Data and information

Now that you understand computers as machines that process data and that programs tell computers what to do with the data, let’s delve a little bit deeper into the nature of data and information. People use the words data and information interchangeably, but I think it’s important to make a distinction between the two because the way that computers and humans consider data is completely different. Take a look at Figure 2-7.

Figure 2-7

Figure 2-7 Data on the left; information on the right.

The two items in the figure contain exactly the same data, except that the image on the left is closer to how the document would be stored in a computer. The computer uses a numeric value to represent each letter and space in the text. If you work through the values, you can figure out what each of them are, starting with the value 87, which represents an uppercase W.

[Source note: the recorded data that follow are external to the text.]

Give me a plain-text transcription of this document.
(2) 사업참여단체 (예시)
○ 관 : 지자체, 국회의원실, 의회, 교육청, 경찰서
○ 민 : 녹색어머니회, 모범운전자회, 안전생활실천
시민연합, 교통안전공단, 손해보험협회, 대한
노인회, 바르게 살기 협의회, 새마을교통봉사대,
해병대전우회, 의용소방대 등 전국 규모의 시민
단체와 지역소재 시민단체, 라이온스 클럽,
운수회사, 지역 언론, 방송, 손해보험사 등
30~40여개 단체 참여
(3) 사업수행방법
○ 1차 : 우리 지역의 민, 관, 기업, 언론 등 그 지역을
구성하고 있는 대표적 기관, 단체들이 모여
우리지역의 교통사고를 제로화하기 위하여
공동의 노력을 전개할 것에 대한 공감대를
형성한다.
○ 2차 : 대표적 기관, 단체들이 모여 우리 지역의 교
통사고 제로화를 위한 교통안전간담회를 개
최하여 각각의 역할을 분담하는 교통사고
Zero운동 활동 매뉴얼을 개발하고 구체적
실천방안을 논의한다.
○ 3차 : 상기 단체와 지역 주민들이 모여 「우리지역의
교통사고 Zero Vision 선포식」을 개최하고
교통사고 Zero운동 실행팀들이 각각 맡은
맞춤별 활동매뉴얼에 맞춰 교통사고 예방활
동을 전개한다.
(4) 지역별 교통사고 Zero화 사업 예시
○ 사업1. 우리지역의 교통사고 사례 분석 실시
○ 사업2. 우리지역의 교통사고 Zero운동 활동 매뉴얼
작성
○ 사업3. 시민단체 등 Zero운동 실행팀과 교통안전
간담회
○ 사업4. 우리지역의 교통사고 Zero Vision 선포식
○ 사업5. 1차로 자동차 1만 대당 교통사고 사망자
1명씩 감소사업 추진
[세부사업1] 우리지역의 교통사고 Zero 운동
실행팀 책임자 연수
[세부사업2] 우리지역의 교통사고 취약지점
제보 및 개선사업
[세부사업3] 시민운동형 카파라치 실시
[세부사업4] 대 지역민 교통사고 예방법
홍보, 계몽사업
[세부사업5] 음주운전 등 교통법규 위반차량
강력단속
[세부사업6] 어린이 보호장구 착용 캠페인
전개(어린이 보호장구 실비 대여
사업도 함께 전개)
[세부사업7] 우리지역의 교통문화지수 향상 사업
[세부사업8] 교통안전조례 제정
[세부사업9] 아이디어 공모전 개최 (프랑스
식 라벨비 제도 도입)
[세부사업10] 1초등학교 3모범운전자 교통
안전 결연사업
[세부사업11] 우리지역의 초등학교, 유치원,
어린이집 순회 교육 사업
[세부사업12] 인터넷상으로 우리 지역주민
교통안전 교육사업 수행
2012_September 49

Because of the way that computers hold data, another layer sits underneath the mapping of numbers to letters. Each number is held by the computer as a unique pattern of on and off signals, or 1s and 0s. In the realm of computing, each 1 or 0 is known as a bit. (For a wonderful explanation of how computers operate at this level and of how these workings form the basis for all coding, see Charles Petzold’s Code: The Hidden Language of Computer Hardware and Software.) The value 87, which we know means “uppercase W,” is held as the following bit pattern:


I don’t really have the space to go into precisely how this works (and Charles Petzold already did this!), but you can think of this bit pattern as meaning “87 is made up of a 1 plus a 2 plus a 4 plus a 16 plus a 64.”

Each of the bits in the pattern tells the computer hardware whether a particular power of two is present. Don’t worry too much if you don’t fully understand this, but do remember that as far as the computer is concerned, data is a collection of 1s and 0s that computers store and manipulate. That’s data.

Information, on the other hand, is the interpretation of data by people to mean something. Strictly speaking, computers process data and humans work on information. As an example, the computer could hold the following bit pattern somewhere in memory:

11111111 11111111 11111111 00000000

You could regard this as meaning “You are $256 overdrawn at the bank” or “You are 256 feet below the surface of the ground” or “Eight of the thirty-two light switches are off.” The transition from data to information is usually made when a human reads the output.

So why am I being so pedantic? Because it is vital to remember that a computer does not “know” what the data it is processing actually means. As far as the computer is concerned, data is just patterns of bits; it is the user who gives meaning to these patterns. Remember this when you get a bank statement that says that you have $8,388,608 in your account!